P'tit Quinquin (released as Li'l Quinquin in the U.S. only) is a 2014 French murder mystery film/miniseries directed by Bruno Dumont. Originally premiering as a film at the 2014 Cannes Film Festival in May (and subsequently for international releases), it was broadcast in September 2014 as a four-episode miniseries on French television.

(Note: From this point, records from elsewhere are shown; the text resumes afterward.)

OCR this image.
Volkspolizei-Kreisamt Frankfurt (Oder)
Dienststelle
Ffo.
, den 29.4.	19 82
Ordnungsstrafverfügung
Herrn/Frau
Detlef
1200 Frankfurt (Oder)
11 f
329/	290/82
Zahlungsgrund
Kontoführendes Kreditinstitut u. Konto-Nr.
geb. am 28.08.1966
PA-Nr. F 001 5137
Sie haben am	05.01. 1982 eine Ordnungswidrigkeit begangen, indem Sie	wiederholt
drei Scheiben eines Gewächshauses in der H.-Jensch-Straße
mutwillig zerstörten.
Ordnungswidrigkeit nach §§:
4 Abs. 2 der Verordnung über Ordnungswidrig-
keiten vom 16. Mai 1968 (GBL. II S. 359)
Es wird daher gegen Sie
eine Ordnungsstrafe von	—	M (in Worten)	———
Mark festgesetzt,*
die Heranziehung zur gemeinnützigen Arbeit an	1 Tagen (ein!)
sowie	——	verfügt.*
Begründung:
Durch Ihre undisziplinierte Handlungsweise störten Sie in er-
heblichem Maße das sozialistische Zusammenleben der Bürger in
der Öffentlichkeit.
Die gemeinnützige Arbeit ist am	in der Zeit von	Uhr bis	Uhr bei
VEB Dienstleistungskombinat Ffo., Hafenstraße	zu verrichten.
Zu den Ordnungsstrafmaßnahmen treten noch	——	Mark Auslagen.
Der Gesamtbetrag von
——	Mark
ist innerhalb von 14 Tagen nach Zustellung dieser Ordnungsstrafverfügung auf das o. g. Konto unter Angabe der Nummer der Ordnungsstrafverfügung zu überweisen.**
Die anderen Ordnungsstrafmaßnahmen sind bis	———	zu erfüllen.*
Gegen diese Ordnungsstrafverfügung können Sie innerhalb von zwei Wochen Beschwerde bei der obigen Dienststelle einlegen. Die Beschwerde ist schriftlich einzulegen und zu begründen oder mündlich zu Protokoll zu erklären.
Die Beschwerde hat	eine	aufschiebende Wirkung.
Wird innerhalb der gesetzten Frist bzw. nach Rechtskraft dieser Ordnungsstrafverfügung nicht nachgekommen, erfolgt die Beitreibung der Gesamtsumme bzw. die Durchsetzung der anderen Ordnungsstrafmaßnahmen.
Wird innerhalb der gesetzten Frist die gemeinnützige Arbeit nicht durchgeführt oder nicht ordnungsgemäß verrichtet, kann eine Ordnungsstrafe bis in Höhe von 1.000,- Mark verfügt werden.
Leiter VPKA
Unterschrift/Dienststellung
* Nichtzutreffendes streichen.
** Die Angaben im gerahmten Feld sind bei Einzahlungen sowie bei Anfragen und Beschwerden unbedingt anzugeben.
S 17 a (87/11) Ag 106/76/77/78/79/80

A sequel, Coincoin and the Extra-Humans (Coincoin et les Z’inhumains), was made by Dumont in 2018, featuring most of the cast of the original film.

==Cast==
- Alane Delhaye as "P'tit Quinquin"
- Lucy Caron as Eve Terrier
- Bernard Pruvost as Roger Van der Weyden
- Philippe Jore as Rudy Carpentier
- Philippe Peuvion as Quinquin's father, Mr Lebleu
- Céline Sauvage as Quinquin's mother
- Jason Cirot as Dany Lebleu
- Lisa Hartmann as Aurélie Terrier
- Julien Bodard as Kevin
- Corentin Carpentier as Jordan
- Baptiste Anquez as Mohamed Bhiri
- Pascal Fresch as Mr Campin

Most of the cast was made up of natives of the Pas-de-Calais region, where the film is set, with little to no prior acting experience. Several of the cast members also have physical disabilities, such as Jason Cirot, who plays Quinquin's uncle Dany, or Bernard Pruvost, who has a tic disorder. Dumont responded to criticism that he was exploiting or ridiculing such individuals: "They're acting. We spent a lot of time rehearsing, and it's actor's work." A repeating gag where Dany spins around before falling was suggested by Cirot: "Let's put this in, it's something I love doing." According to Dumont, Pruvost's tics were more pronounced on-screen than off, due to a combination of nervousness and the use of an earpiece through which Pruvost received his lines: "The reason he keeps moving his head is because he's listening to what I'm saying in his ear."

==Accolades==
Cahiers du Cinéma featured P'tit Quinquin on its cover of the September issue and ranked it as the best picture on its list of films from 2014. In 2019, the magazine placed the film at #3 on its top 10 films of the decade.